PrfaaS / Prefill-as-a-Service (2026-04-22, via parallel digest) — Moonshot AI + Tsinghua. Offloads long-context prefill to standalone compute-dense clusters in separate datacenters, transfers resulting KV cache over Ethernet. Enabled by hybrid-attention models (Kimi Linear, MiMo-V2-Flash, Qwen3.5-397B) that mix full-attention + linear-complexity layers. MiMo-V2-Flash produces KV cache at 4.66 Gbps vs 59.93 Gbps for dense-attention baseline (13x reduction). 54% higher throughput, 50% lower mean TTFT vs homogeneous baselines.
SDVG (2026-04-22) — Extends speculative decoding to continuous video generation. A 1.3B drafter proposes video blocks in 4 denoising steps; ImageReward scores per block using worst-frame aggregation; accepted blocks enter the 14B target's KV cache directly. 1.59x speedup at 98.1% quality; 2.09x at 95.7%. Training-free. → summary
MotionCache (2026-05-05) — Motion-aware caching for autoregressive video generation. Inter-frame differences identify which pixels require full denoising vs which can skip steps. Two-phase schedule: warm-up for semantic consistency, then motion-weighted cache reuse with dynamic update frequencies. 6.28x speedup on SkyReels-V2 (1% VBench drop), 1.64x on MAGI-1 (0.01% drop). Training-free, code public. The video-AR analogue of selective KV-cache reuse: iteration count is the optimization unit. → summary
Stream-T1 (2026-05-07) — Test-time scaling framework for streaming video generation. Three components: Stream-Scaled Noise Propagation (reuse high-quality previous-chunk noise as the prior for the next chunk), Stream-Scaled Reward Pruning (combine short-term spatial assessment with sliding-window long-term coherence), and Stream-Scaled Memory Sinking (route KV-cache evictions through reward-feedback-guided update pathways). The first content-aware KV eviction policy tracked by the wiki: not "which token is oldest" but "which token still anchors downstream quality." → summary
LIVEditor / ISA (2026-05-07) — In-context Sparse Attention for ICL video editing.
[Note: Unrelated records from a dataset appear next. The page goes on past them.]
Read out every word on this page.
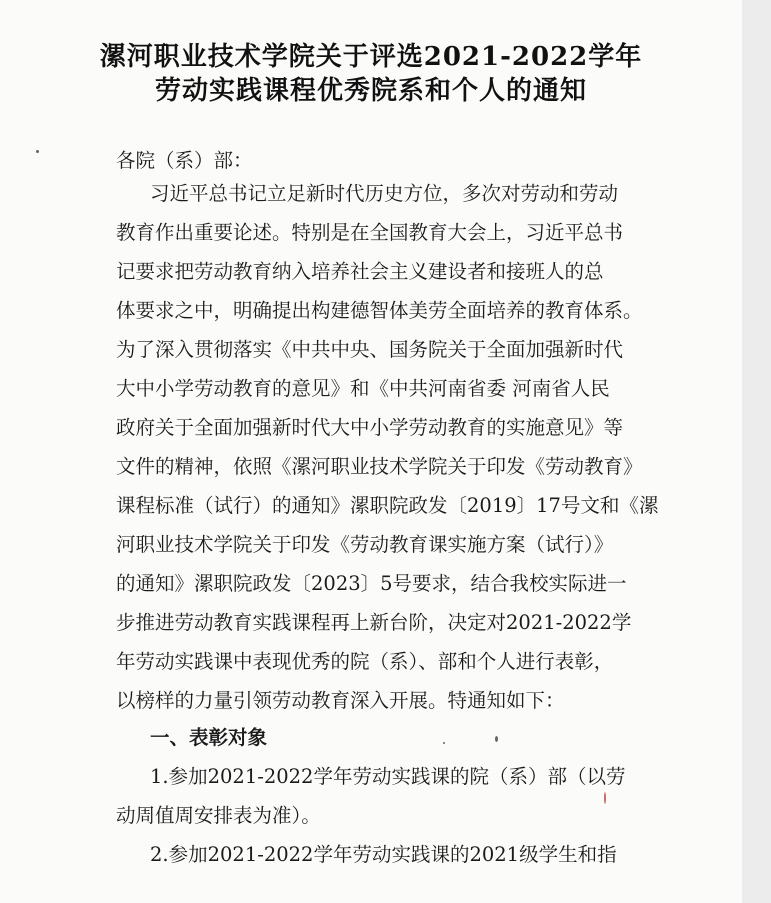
漯河职业技术学院关于评选2021-2022学年
劳动实践课程优秀院系和个人的通知

各院（系）部：

习近平总书记立足新时代历史方位，多次对劳动和劳动

教育作出重要论述。特别是在全国教育大会上，习近平总书

记要求把劳动教育纳入培养社会主义建设者和接班人的总

体要求之中，明确提出构建德智体美劳全面培养的教育体系。

为了深入贯彻落实《中共中央、国务院关于全面加强新时代

大中小学劳动教育的意见》和《中共河南省委 河南省人民

政府关于全面加强新时代大中小学劳动教育的实施意见》等

文件的精神，依照《漯河职业技术学院关于印发《劳动教育》

课程标准（试行）的通知》漯职院政发〔2019〕17号文和《漯

河职业技术学院关于印发《劳动教育课实施方案（试行）》

的通知》漯职院政发〔2023〕5号要求，结合我校实际进一

步推进劳动教育实践课程再上新台阶，决定对2021-2022学

年劳动实践课中表现优秀的院（系）、部和个人进行表彰，

以榜样的力量引领劳动教育深入开展。特通知如下：

一、表彰对象

1.参加2021-2022学年劳动实践课的院（系）部（以劳

动周值周安排表为准）。

2.参加2021-2022学年劳动实践课的2021级学生和指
Two stages: context pre-selection (prune low-saliency context tokens) plus dynamic Query routing (route high-error queries to full attention, low-error to a 0-th order Taylor sparse path). Empirically validates the claim that Query sharpness correlates with attention approximation error. ~60% attention-module latency reduction, near-lossless on EditVerseBench / IVE-Bench / VIE-Bench. The first sharpness-routed sparse attention in the wiki, structurally adjacent to language-side speculative decoding (route by difficulty). → summary
Key Concepts
- Context dependency: KV states computed for a document are specific to the attention context at the time. Reusing them in a new context produces attention distribution mismatch — hence the need to recompute.
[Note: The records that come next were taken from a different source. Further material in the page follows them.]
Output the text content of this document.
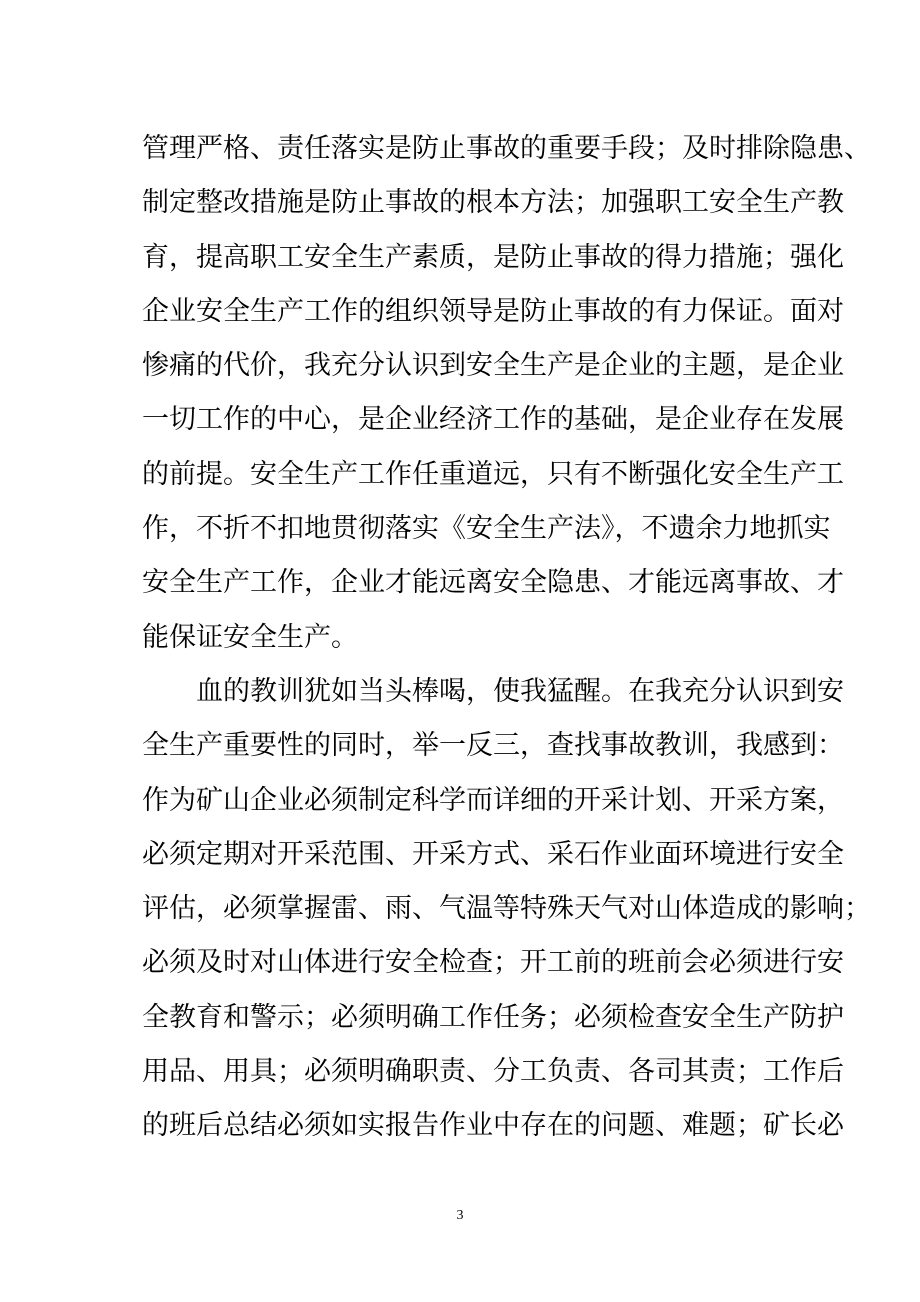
管理严格、责任落实是防止事故的重要手段；及时排除隐患、
制定整改措施是防止事故的根本方法；加强职工安全生产教
育，提高职工安全生产素质，是防止事故的得力措施；强化
企业安全生产工作的组织领导是防止事故的有力保证。面对
惨痛的代价，我充分认识到安全生产是企业的主题，是企业
一切工作的中心，是企业经济工作的基础，是企业存在发展
的前提。安全生产工作任重道远，只有不断强化安全生产工
作，不折不扣地贯彻落实《安全生产法》，不遗余力地抓实
安全生产工作，企业才能远离安全隐患、才能远离事故、才
能保证安全生产。
血的教训犹如当头棒喝，使我猛醒。在我充分认识到安
全生产重要性的同时，举一反三，查找事故教训，我感到：
作为矿山企业必须制定科学而详细的开采计划、开采方案，
必须定期对开采范围、开采方式、采石作业面环境进行安全
评估，必须掌握雷、雨、气温等特殊天气对山体造成的影响；
必须及时对山体进行安全检查；开工前的班前会必须进行安
全教育和警示；必须明确工作任务；必须检查安全生产防护
用品、用具；必须明确职责、分工负责、各司其责；工作后
的班后总结必须如实报告作业中存在的问题、难题；矿长必
3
- TTFT (Time-to-First-Token): the latency before the model outputs the first token. KV cache reuse directly impacts this.
- Soft-token adapters: trainable lightweight token representations that can modify how a cached KV state interacts with a new context, without recomputing the underlying states.
- Cache eviction: when the KV cache fills up, old entries must be evicted. Policy choices (LRU, saliency-based, etc.) affect quality and memory efficiency.